16 thoughts on “A broke girl’s guide to sustainable and ethical fashion”

    • I think 90% of my closet is secondhand, too! I totally agree – so many used clothes are perfectly wearable, cute, and affordable. Thanks Ayana!

  • Hey! Great post! I think its really important that we inform people that ethical doesnt mean expensive! And also that it doesnt mean throw out every you already own! Thanks for this post its great, I will post it on my FB page if you dont mind?

    • Yes, absolutely! I think lots of people beginning to explore ethical fashion think they must start with a clean slate, but it’s so much more sustainable to treasure everything we own…even if it wasn’t ethically made. I would love it if you shared. Thanks for reading, Lyndsey!

  • I LOVE your point about trends. It’s easy to start thinking that ALL trends are bad, but that’s not the case – it’s all about moderation and intentionality. Trends are fine as a concept, just not as many as fast fashion companies want us to buy into. Great post! xo

    • Yes, so true – trends can help refresh your style but there’s a balance between finding inspiration and just following trends for the sake of being trendy.
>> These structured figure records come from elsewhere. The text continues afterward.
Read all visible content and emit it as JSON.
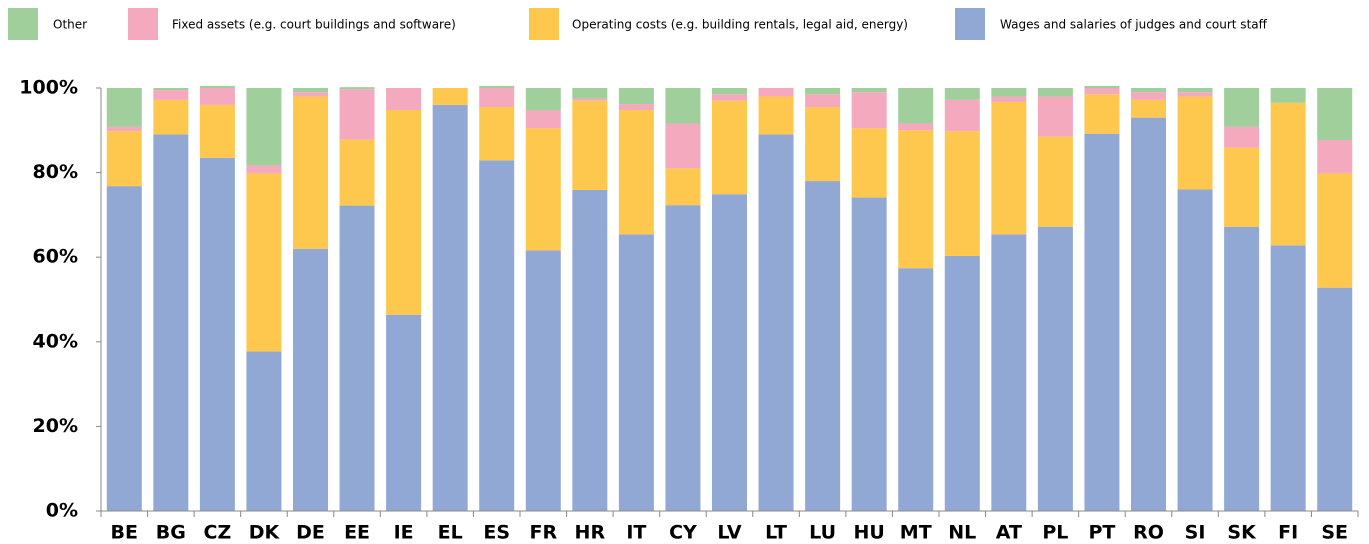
{
  "chart_data": {
    "type": "stacked_bar",
    "categories": [
      "BE",
      "BG",
      "CZ",
      "DK",
      "DE",
      "EE",
      "IE",
      "EL",
      "ES",
      "FR",
      "HR",
      "IT",
      "CY",
      "LV",
      "LT",
      "LU",
      "HU",
      "MT",
      "NL",
      "AT",
      "PL",
      "PT",
      "RO",
      "SI",
      "SK",
      "FI",
      "SE"
    ],
    "series": [
      {
        "name": "Wages and salaries of judges and court staff",
        "color": "#90a8d3",
        "values": [
          76.8,
          89,
          83.5,
          37.7,
          62,
          72.2,
          46.4,
          96,
          82.9,
          61.6,
          75.9,
          65.4,
          72.3,
          74.9,
          89,
          78,
          74.1,
          57.4,
          60.3,
          65.4,
          67.2,
          89.2,
          93,
          76,
          67.2,
          62.8,
          52.8
        ]
      },
      {
        "name": "Operating costs (e.g. building rentals, legal aid, energy)",
        "color": "#fec84e",
        "values": [
          13,
          8.2,
          12.5,
          42.1,
          36,
          15.6,
          48.4,
          4,
          12.6,
          28.9,
          21.1,
          29.4,
          8.7,
          22.1,
          9,
          17.5,
          16.4,
          32.6,
          29.5,
          31.3,
          21.3,
          9.3,
          4.2,
          22,
          18.7,
          33.7,
          27
        ]
      },
      {
        "name": "Fixed assets (e.g. court buildings and software)",
        "color": "#f4a9bf",
        "values": [
          1,
          2.3,
          4,
          1.9,
          1,
          11.9,
          5.2,
          0,
          4.5,
          4.2,
          0.5,
          1.4,
          10.6,
          1.5,
          2,
          3,
          8.5,
          1.6,
          7.4,
          1.3,
          9.5,
          1.5,
          1.8,
          1,
          4.9,
          0,
          7.9
        ]
      },
      {
        "name": "Other",
        "color": "#a0cf9c",
        "values": [
          9.2,
          0.5,
          0.5,
          18.3,
          1,
          0.5,
          0,
          0,
          0.5,
          5.3,
          2.5,
          3.8,
          8.4,
          1.5,
          0,
          1.5,
          1,
          8.4,
          2.8,
          2,
          2,
          0.5,
          1,
          1,
          9.2,
          3.5,
          12.3
        ]
      }
    ],
    "ylim": [
      0,
      100
    ],
    "yticks": [
      {
        "value": 0,
        "label": "0%"
      },
      {
        "value": 20,
        "label": "20%"
      },
      {
        "value": 40,
        "label": "40%"
      },
      {
        "value": 60,
        "label": "60%"
      },
      {
        "value": 80,
        "label": "80%"
      },
      {
        "value": 100,
        "label": "100%"
      }
    ],
    "grid": false
  }
}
Thanks for reading, Amy!

  • Thank you so much for this post. I first became aware of the problems with fast fashion with a documentary – I’m blanking on the name. It can be challenging to only buy sustainable, but i like that you gave real options.

    • Was it “The True Cost”? I think that’s the one everyone has seen but I actually haven’t seen it! I’m glad this post was helpful. Thanks for reading, Nicole!

  • I think learning to care for items and buy items that can be mended or repaired (i.e. shoes that can be re-soled or handbags that can be re-lined) is such a lost notion for our generation. Everyone wants to replace it with something new. I love finding pieces that I love so much I want to keep for forever. And keeping them for forever means having the ability to repair them. I have had my favorite (read: only) pair of tall leather riding boots for 9 years! I plan on trip to the cobbler for new soles every year or two and regularly moisturize the leather with saddle soap at home! Thank you for posting this and opening up the conversation. For as concerned as we are about everything else in life, I feel really strongly that we don’t need to be such a disposable goods minded generation.

    • I totally agree; it shouldn’t cost less to completely replace something than to repair it! I love how you care for your boots…that makes them so much more meaningful. That’s something I would really like to do with the clothes I buy now, too. Thanks for reading, Maria!